If possible, turn up your water heater to at least 140 F. the day you do laundry or when you wash linens and underwear. Then use the HOT setting for items that can tolerate being washed in hot water.
CAUTION: Be sure to return the water heater setting to 120 F. to avoid unintentional scalding, especially if there are children or elderly living in your home.
Clean the Machine
Washing machine manufacturers almost always include a cleaning directive in the owner manual. My 6-year old GE front loader even has a setting on the dial for “Clean Basket,” as do many newer washers. Start following the directions in your owner manual if you have such a setting, or follow these general instructions:
How to Clean Front-Loading Machine
This is a multi-step process, which should be performed monthly.
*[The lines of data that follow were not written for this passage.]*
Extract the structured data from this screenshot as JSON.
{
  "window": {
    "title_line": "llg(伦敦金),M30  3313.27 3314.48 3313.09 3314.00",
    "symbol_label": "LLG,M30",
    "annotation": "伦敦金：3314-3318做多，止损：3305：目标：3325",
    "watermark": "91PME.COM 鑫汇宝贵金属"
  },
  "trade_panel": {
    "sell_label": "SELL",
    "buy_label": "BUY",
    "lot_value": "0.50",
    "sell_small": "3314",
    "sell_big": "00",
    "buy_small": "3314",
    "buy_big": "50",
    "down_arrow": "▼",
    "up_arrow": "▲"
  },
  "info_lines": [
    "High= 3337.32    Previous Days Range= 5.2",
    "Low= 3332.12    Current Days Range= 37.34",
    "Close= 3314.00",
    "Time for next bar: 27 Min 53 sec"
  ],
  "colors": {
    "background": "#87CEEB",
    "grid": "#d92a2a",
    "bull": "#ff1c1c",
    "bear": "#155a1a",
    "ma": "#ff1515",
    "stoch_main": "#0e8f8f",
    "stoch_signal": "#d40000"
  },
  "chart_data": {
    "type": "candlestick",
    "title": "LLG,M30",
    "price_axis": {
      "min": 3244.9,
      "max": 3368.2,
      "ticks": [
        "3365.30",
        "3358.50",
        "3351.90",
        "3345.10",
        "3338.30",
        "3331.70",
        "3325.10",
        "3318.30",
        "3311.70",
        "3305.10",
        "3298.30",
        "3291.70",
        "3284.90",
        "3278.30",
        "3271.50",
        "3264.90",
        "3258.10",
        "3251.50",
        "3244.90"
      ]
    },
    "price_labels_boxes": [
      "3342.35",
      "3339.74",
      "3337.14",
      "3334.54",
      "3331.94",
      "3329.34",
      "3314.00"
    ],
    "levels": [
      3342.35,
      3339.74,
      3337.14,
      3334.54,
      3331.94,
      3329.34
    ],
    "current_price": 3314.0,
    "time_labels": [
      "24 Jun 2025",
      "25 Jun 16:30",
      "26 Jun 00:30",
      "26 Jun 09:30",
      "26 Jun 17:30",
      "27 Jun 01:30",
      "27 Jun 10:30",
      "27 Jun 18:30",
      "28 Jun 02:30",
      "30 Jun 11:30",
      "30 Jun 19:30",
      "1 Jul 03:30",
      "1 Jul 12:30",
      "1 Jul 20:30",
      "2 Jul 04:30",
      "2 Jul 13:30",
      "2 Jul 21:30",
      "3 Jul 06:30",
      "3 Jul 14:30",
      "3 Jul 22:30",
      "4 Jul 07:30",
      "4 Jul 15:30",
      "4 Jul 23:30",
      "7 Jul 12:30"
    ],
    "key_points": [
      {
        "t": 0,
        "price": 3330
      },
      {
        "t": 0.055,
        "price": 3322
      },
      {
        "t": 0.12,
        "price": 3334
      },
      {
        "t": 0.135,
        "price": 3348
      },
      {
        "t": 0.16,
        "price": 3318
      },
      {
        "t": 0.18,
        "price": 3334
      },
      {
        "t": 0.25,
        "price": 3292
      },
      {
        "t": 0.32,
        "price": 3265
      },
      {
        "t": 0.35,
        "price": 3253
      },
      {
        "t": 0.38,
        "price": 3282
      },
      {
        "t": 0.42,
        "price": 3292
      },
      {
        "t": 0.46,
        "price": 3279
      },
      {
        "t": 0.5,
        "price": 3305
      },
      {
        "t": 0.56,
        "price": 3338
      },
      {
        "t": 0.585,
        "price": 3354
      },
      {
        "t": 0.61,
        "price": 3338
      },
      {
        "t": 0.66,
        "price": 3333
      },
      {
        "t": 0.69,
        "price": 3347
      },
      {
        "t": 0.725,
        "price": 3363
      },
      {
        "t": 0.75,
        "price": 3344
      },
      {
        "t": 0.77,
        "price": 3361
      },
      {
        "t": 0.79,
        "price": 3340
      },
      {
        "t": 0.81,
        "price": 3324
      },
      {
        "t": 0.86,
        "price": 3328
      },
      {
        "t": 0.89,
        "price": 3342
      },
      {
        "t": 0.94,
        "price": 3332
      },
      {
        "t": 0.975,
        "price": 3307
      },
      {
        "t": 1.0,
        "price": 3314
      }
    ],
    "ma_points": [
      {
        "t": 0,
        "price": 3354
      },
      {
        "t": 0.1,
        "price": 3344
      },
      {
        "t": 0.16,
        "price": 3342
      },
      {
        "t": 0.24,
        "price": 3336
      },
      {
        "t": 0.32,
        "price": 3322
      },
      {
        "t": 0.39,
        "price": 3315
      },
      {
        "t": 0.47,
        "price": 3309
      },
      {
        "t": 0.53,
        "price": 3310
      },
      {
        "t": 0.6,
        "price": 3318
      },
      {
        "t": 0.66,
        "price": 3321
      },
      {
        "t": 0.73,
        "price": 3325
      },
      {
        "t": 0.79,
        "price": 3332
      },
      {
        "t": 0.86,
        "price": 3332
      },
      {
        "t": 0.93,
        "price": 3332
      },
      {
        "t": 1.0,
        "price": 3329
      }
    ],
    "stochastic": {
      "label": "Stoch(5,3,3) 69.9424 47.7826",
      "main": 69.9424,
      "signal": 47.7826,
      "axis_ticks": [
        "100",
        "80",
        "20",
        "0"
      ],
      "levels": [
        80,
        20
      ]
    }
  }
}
- Make sure the drum of the machine is completely empty—never include wash clothes while cleaning the machine. Select “Basket Clean” or “Tub Clean” on the wash settings. If your front loader does not have such a setting, select the hottest, largest and longest load settings.
- Add 2 cups of white vinegar to the detergent reservoir. This is going to help get rid of the odors and any mildew that has accumulated inside the machine. Allow the machine to run through an entire wash and rinse cycle.
- Set the washer a second time on the same cycles as above—“Tub Clean,” or “Basket Clean,” or the hottest, largest and longest cycles. Pour 2 cups of liquid chlorine bleach into the detergent reservoir. This is going to kills germs and bacteria that have accumulated inside the machine. Allow the machine to run through another entire wash and rinse cycle.
- Run a third cycle without adding anything to the detergent reservoir. This will rinse away any remaining residue.
- Fill a bucket with a solution of 1 cup liquid chlorine bleach and 1-gallon water. Dip a clean rag into the solution, ring it out. Pull back the rubber seal around the washer door, looking for mildew and other deposits. Clean this area well with the rag, rinsing it as needed in the bucket. Follow with a clean, dry cloth to remove any remaining moisture from the seal area.
How to Clean Top-Loading Machine
This process is quite similar to cleaning a front-loading machine and should be repeated monthly.
- Making sure there are no clothes in the machine, set it to the hottest, largest and longest cycle available. Add 4 cups (1 quart) white vinegar to the tub (no detergent). Close the lid and allow the machine to agitate for one minute or so. Open the lid (or press “Pause”) so agitation stops and allow the machine to sit for one hour. After one hour, allow the machine to complete a full cycle including rinse and spin.
- Leaving the same settings, fill the machine with the hottest water available and add 4 cups (1 quart) liquid chlorine bleach. Close the lid and allow to agitate for one minute, then open the lid to stop the agitation for one hour.
- After one hour, allow the machine to complete a full cycle including rinse and spin, again.
- Run a third cycle on the same settings without adding anything to the detergent reservoir. This will rinse away any remaining residue.
- Finally, using a clean cloth dipped into a mixture of 1 cup liquid chlorine bleach to 1 gallon water, clean the area under the rim of the washer—between the basket and machine’s housing. Wipe down the detergent reservoir and clean all of the nooks and crannies of the washer that you can reach easily, where bacteria and dirt may have accumulated.
CAUTION: Be careful to never mix vinegar and bleach. Ever. The cleaning process above provides for these substances to go into the machine separately, followed by complete rinse cycles to clean out the reservoirs.